Notably, OLMo 2 7B outperforms Llama-3.1 8B, and OLMo 2 13B surpasses Qwen 2.5 7B, despite utilizing fewer training FLOPs. Evaluation using the Open Language Modeling Evaluation System (OLMES), a suite of 20 benchmarks, confirmed these gains, highlighting strengths in knowledge recall, reasoning, and general language capabilities.
The development of OLMo 2 marks a significant shift in the language modeling landscape, addressing challenges such as training stability and evaluation transparency. By setting a new standard for open-source AI, these models demonstrate the potential of collaborative innovation in advancing artificial intelligence, paving the way for more equitable technological advancements.
The AI community has responded enthusiastically to OLMo 2’s launch, recognizing Ai2 for its commitment to open-source.
AI Researcher Constantine Dee commented on X:
Ai2 has unveiled OLMo 2, the world's leading open-source AI model. Built with transparent datasets and training, it's a game-changer for creating diverse content.
While user Billy462 shared on Reddit:
This release is extremely significant. For those that don't know Allen AI are a research institute who are releasing completely open models. That means that all of their results can be reproduced (and improved upon) from scratch.

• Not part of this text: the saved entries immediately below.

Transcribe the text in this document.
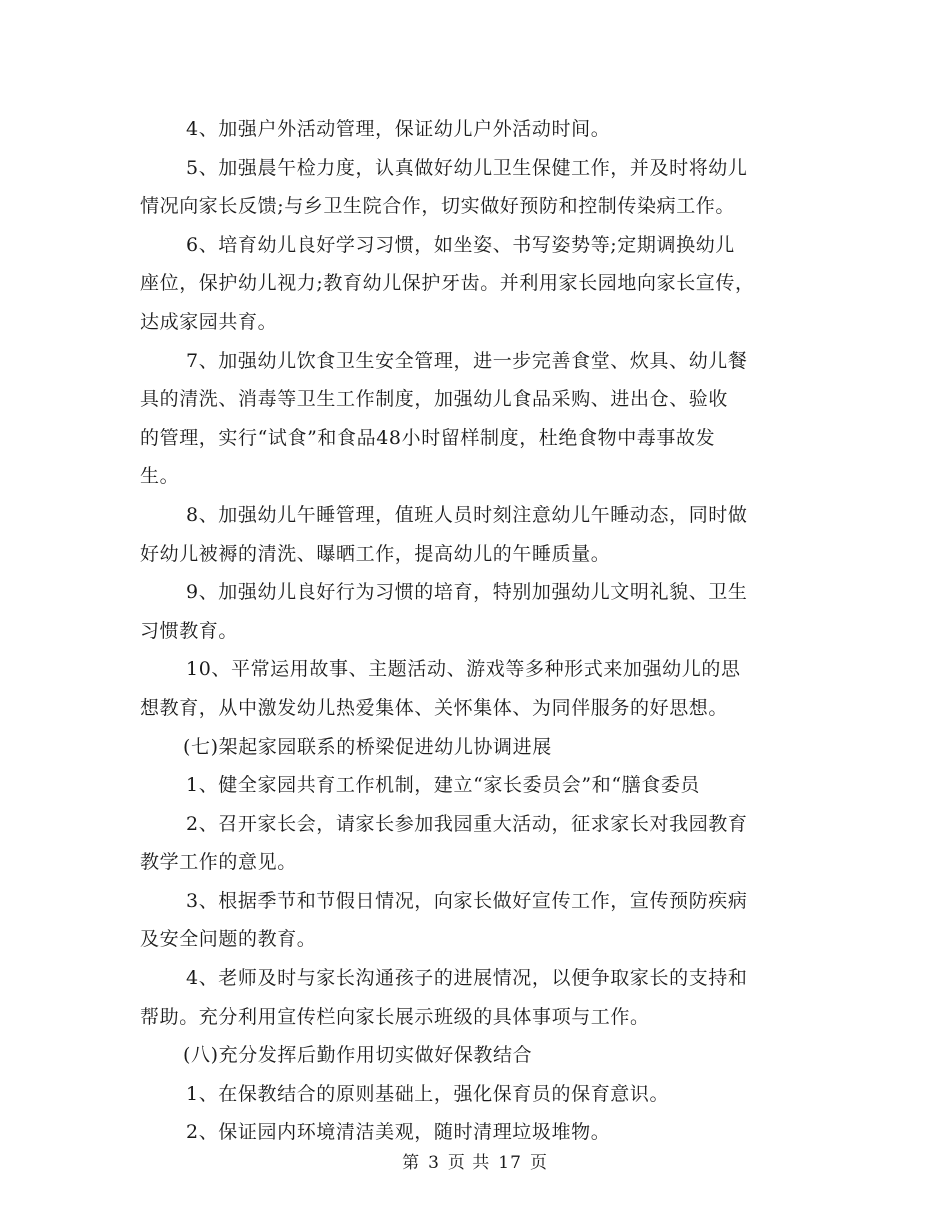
4、加强户外活动管理，保证幼儿户外活动时间。
5、加强晨午检力度，认真做好幼儿卫生保健工作，并及时将幼儿
情况向家长反馈;与乡卫生院合作，切实做好预防和控制传染病工作。
6、培育幼儿良好学习习惯，如坐姿、书写姿势等;定期调换幼儿
座位，保护幼儿视力;教育幼儿保护牙齿。并利用家长园地向家长宣传，
达成家园共育。
7、加强幼儿饮食卫生安全管理，进一步完善食堂、炊具、幼儿餐
具的清洗、消毒等卫生工作制度，加强幼儿食品采购、进出仓、验收
的管理，实行“试食”和食品48小时留样制度，杜绝食物中毒事故发
生。
8、加强幼儿午睡管理，值班人员时刻注意幼儿午睡动态，同时做
好幼儿被褥的清洗、曝晒工作，提高幼儿的午睡质量。
9、加强幼儿良好行为习惯的培育，特别加强幼儿文明礼貌、卫生
习惯教育。
10、平常运用故事、主题活动、游戏等多种形式来加强幼儿的思
想教育，从中激发幼儿热爱集体、关怀集体、为同伴服务的好思想。
(七)架起家园联系的桥梁促进幼儿协调进展
1、健全家园共育工作机制，建立“家长委员会”和“膳食委员
2、召开家长会，请家长参加我园重大活动，征求家长对我园教育
教学工作的意见。
3、根据季节和节假日情况，向家长做好宣传工作，宣传预防疾病
及安全问题的教育。
4、老师及时与家长沟通孩子的进展情况，以便争取家长的支持和
帮助。充分利用宣传栏向家长展示班级的具体事项与工作。
(八)充分发挥后勤作用切实做好保教结合
1、在保教结合的原则基础上，强化保育员的保育意识。
2、保证园内环境清洁美观，随时清理垃圾堆物。
第 3 页 共 17 页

The OLMo 2 models are available, along with their weights, data, code, recipes, and intermediate checkpoints. The introduction of OLMES provides structured benchmarks to guide model development and track progress effectively. Additionally, post-training methodologies, including supervised fine-tuning, preference tuning, and reinforcement learning with verifiable rewards, have enhanced the models' instruction-following capabilities.